At Rolls-Royce in Goodwood for the unveiling of the new Ghost, the group comprised one person – me – which made the walk-around, the assembly plant visit and the prototype ride especially enjoyable. My hosts were designer Henry Cloke and project chief Jon Simms, who added evidence to my previous recent impressions that Rolls-Royce is nowadays populated by young people, not the venerable set you might once have expected.

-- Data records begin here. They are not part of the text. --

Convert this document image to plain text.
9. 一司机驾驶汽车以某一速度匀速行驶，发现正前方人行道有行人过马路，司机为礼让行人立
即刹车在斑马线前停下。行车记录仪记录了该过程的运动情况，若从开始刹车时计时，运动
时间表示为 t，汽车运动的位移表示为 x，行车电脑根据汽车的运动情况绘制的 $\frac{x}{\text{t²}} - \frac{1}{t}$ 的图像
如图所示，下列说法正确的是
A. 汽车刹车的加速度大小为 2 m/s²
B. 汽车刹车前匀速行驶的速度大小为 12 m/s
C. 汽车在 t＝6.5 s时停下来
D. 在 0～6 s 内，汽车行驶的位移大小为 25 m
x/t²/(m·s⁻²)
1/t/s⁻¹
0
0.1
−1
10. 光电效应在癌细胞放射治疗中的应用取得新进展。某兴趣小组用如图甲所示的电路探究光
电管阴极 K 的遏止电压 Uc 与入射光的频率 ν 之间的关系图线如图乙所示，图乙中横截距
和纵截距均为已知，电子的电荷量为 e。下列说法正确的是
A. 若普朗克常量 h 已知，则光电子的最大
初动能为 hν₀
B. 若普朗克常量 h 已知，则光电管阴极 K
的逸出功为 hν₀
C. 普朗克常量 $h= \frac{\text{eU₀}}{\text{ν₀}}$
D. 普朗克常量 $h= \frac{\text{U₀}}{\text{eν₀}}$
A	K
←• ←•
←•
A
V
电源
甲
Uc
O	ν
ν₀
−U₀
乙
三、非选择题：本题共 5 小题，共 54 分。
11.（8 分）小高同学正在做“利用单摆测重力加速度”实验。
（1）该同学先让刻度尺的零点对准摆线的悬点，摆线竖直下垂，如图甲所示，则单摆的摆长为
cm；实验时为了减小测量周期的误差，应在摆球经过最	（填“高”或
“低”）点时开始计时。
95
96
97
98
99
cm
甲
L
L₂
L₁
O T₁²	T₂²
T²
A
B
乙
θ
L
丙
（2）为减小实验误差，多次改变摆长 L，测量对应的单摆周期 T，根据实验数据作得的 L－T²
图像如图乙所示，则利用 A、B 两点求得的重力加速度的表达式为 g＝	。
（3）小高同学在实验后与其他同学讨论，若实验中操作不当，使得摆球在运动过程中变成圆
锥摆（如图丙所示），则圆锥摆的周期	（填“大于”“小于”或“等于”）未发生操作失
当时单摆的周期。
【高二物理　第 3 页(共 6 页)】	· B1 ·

There’s plenty to tell about this all-encompassing Ghost project, but I was especially fascinated by the way the acoustics team has “tuned” every important Ghost component so that all of the natural resonances add up to a sound the occupants hear as an unobtrusive, unified whisper. We proved the matter on the move, too. The latest Phantom is still a shade quieter than the Ghost, they say, but there’s now very little in it. If this is ‘post-opulence’, I’ll take it.

Saturday

On the way home from Rolls-Royce, I collected my new long-termer, a BMW M235i Gran Coupé xDrive, complete with a 302bhp 2.0-litre turbo engine, an eight-speed paddle-shift gearbox, a slippery diff and front drive most of the time.

In our initial review, this car wasn’t given an excessively good time for its styling (I don’t mind it), its somewhat aggressive ride quality (true, but I like strong body control) and especially its lack of six in-line cylinders and rear drive. It has a British-built transverse four that drives the rear wheels only in times of extreme slippage.

On the evidence of 100 miles, I completely agree with our bottom-line description of this hot four-door 2 Series: effective. And although I’m not a naturally quick driver, I’m enjoying having a car with 4.9sec 0-62mph potential that naturally does its best when pressing on a bit. Everyone needs a bit of this in their lives.